Но сейчас я была сломлена. Пуста. Я рухнула на постель, хотя до сна было еще долго. Прямо на нерасправленную, поверх пледа, в верхней одежде. Старуха, если бы не успела умереть к этому времени, увидев это умерла бы точно. Мне было все равно. Моя жизнь потеряла всякий смысл.

Я целиком и полностью зависела от отца, но только сейчас я стала понимать, что была свободна. Пусть немножко, но свободна. Отцу большую часть времени было безразлично мое существование, главное, чтобы я соблюдала правила. Я вела себя тихо, готовила еду, драила квартиру, сидела безвылазно, да… но никто не посягал на мое тело, время и мысли. У меня была тишина знакомых комнат, мои мысли, мои книги. Это наполняло мое существование, но даже от этого мне придется отказаться.

Я не плакала. Я просто лежала и смотрела в потолок, слушая, как по квартире ходит отец, затем дверь за ним хлопнула — ушел. Я не заметила, как уснула, а проснулась только на рассвете.

Тем днем, совершенно без предупреждения, да и не было у меня телефона, ко мне пришли портные. Целых три швеи на одну меня. Они прикладывали ко мне то сантиметровую ленту, то отрезы ткани, переговаривались тихо, а я стояла словно кукла и ждала.

— За три дня сошьем, — успокоила меня одна. — Не переживайте, поспеем до свадьбы.

— А когда она? — удивилась я.

— Так пять дней осталось, — огорошили меня в ответ.

Даже этого мне никто не сказал. Отец почти не появлялся дома, я совсем перестала есть — еда в горло не лезла. Однажды пришла Регина, наверное родители отправили ее меня поддержать, но я через дверь сказала ей, что простужена. Собрала свои немногочисленные вещи — скоро мне переезжать. Погладила пустую книжную полку, словно извиняясь. Драгоценности своей мамы спрятала в кулек со швейными принадлежностями и принялась ждать.

Через три дня за мной пришли не знакомые уже швеи. Высокая женщина. Мне было неловко, что я не помнила, как ее зовут, но спросить я не решилась.

— Пойдем. Оставшиеся ночи ты проведешь в моем доме.

Я взяла свободна сумку и покорно пошла за ней. Во дворе дома нас ждал большой автомобиль, за рулем молчаливый водитель. Дом этой женщины был роскошен и ухожен, каждая вещь на своем месте. Я чувствовала себя нищей родственницей, хотя по сути таковой и являлась.

— Ешь, — наставляла меня Фарида. Из чужих разговоров я все же поняла, как ее зовут. — Ешь, в тебе кожа да кости, а тебе еще детей рожать.

Я давилась и ела. В этом красивом доме я растеряла все остатки своей воли. Мягкая большая кровать не располагала ко сну, я ворочалась до утра и проснулась с синяками под глазами. В последнюю ночь перед свадьбой выспаться тоже не удалось.

Дом наполнился незнакомыми мне женщинами — наверное, родственницы Муратова. Ночь перед свадьбой положено проводить с близкими и подругами, а у меня никого. Даже Регину не позвать — нет у меня телефона.

Старуха, засев в углу с шитьем завела песню. Грустную, до мурашек, старческий голос дребезжал, и мне только тогда, в тот момент стало по настоящему жаль себя. Руки мои покрыли рисунками из хны. Незнакомых женщин нисколько не волновала моя судьба, они разговаривали, иногда смеялись, обсуждали кого-то.
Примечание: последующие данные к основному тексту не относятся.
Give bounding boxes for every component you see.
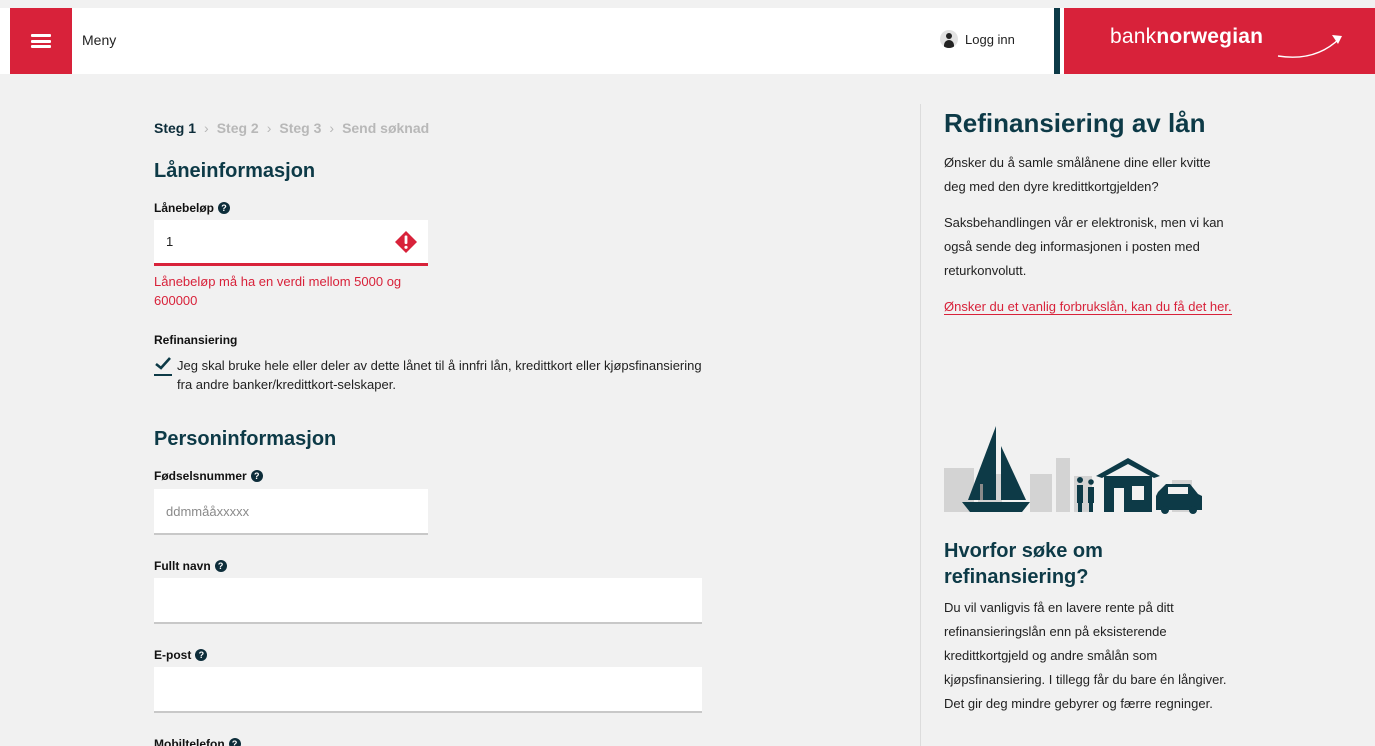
ssn-input[interactable]: ddmmååxxxxx [154, 489, 428, 535]
illustration [944, 426, 1202, 514]
chevron-right-icon: › [266, 120, 272, 136]
step-2: Steg 2 [216, 120, 259, 136]
sidebar-title: Refinansiering av lån [944, 108, 1206, 138]
help-icon[interactable]: ? [250, 470, 263, 482]
ssn-label: Fødselsnummer ? [154, 469, 263, 483]
full-name-input[interactable] [154, 578, 702, 624]
full-name-label: Fullt navn ? [154, 559, 227, 573]
chevron-right-icon: › [204, 120, 209, 136]
loan-amount-input[interactable]: 1 [154, 220, 428, 266]
brand-swoosh-icon [1277, 35, 1342, 58]
email-input[interactable] [154, 667, 702, 713]
sidebar-paragraph-2: Saksbehandlingen vår er elektronisk, men… [944, 215, 1224, 278]
refinance-checkbox[interactable] [154, 356, 172, 376]
brand-logo-text: banknorwegian [1110, 25, 1264, 48]
loan-amount-label: Lånebeløp ? [154, 201, 231, 215]
user-icon [940, 30, 958, 48]
step-1[interactable]: Steg 1 [154, 120, 196, 136]
brand-logo[interactable]: banknorwegian [1064, 8, 1375, 74]
chevron-right-icon: › [329, 120, 335, 136]
menu-button[interactable] [10, 8, 72, 74]
top-bar: Meny Logg inn banknorwegian [0, 8, 1375, 74]
login-label: Logg inn [965, 31, 1015, 47]
why-refinance-title: Hvorfor søke om refinansiering? [944, 540, 1103, 588]
step-send: Send søknad [342, 120, 430, 136]
ssn-label-text: Fødselsnummer [154, 469, 247, 483]
help-icon[interactable]: ? [214, 560, 227, 572]
phone-label: Mobiltelefon ? [154, 737, 241, 746]
login-button[interactable]: Logg inn [940, 30, 1015, 48]
loan-amount-error-message: Lånebeløp må ha en verdi mellom 5000 og … [154, 274, 402, 308]
loan-info-heading: Låneinformasjon [154, 160, 316, 182]
consumer-loan-link[interactable]: Ønsker du et vanlig forbrukslån, kan du … [944, 299, 1232, 315]
refinance-checkbox-text[interactable]: Jeg skal bruke hele eller deler av dette… [177, 356, 717, 394]
step-breadcrumb: Steg 1 › Steg 2 › Steg 3 › Send søknad [154, 120, 429, 136]
email-label-text: E-post [154, 648, 192, 662]
sidebar-link-paragraph: Ønsker du et vanlig forbrukslån, kan du … [944, 295, 1234, 319]
help-icon[interactable]: ? [195, 649, 208, 661]
menu-icon [31, 34, 51, 48]
email-label: E-post ? [154, 648, 208, 662]
full-name-label-text: Fullt navn [154, 559, 211, 573]
phone-label-text: Mobiltelefon [154, 737, 225, 746]
error-icon [395, 231, 417, 253]
help-icon[interactable]: ? [218, 202, 231, 214]
person-info-heading: Personinformasjon [154, 428, 337, 450]
sidebar: Refinansiering av lån Ønsker du å samle … [944, 108, 1234, 331]
loan-amount-label-text: Lånebeløp [154, 201, 215, 215]
loan-amount-value: 1 [166, 234, 174, 249]
step-3: Steg 3 [279, 120, 322, 136]
refinance-label: Refinansiering [154, 333, 238, 347]
why-refinance-section: Hvorfor søke om refinansiering? Du vil v… [944, 538, 1234, 716]
header-divider [1054, 8, 1060, 74]
help-icon[interactable]: ? [228, 738, 241, 746]
ssn-placeholder: ddmmååxxxxx [166, 503, 250, 519]
sidebar-divider [920, 104, 921, 746]
menu-label[interactable]: Meny [82, 32, 116, 48]
checkmark-icon [155, 357, 171, 370]
sidebar-paragraph-1: Ønsker du å samle smålånene dine eller k… [944, 155, 1211, 194]
why-refinance-text: Du vil vanligvis få en lavere rente på d… [944, 600, 1227, 711]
Ночь хны по традициям положено было проводить в слезах — девушка покидала отчий дом. Плакать за меня было некому. Когда с моими руками было покончено, я села к окну, и оплакала себя сама, позволив одну единственную слезинку.

7. Глава 7. Лилия

— Пусть твоя красота будет для него приятным сюрпризом, — заговорщически говорит Фарида и закрывает мое лицо никабом.

Он праздничный. Молочно-белого цвета, как и все мое одеяние, он густыми складками падает вниз, пряча все мое лицо кроме глаз. Я всегда была против таких атрибутов, и отец в память о матери мне уступал, но сейчас все это мне нужно. Во первых платок это обязательный элемент одежды невесты, даже если в обычной жизни она не покрыта. Во вторых никаб позволяет мне спрятаться. Мне так страшно, что я вся бы спряталась, как в шалашик.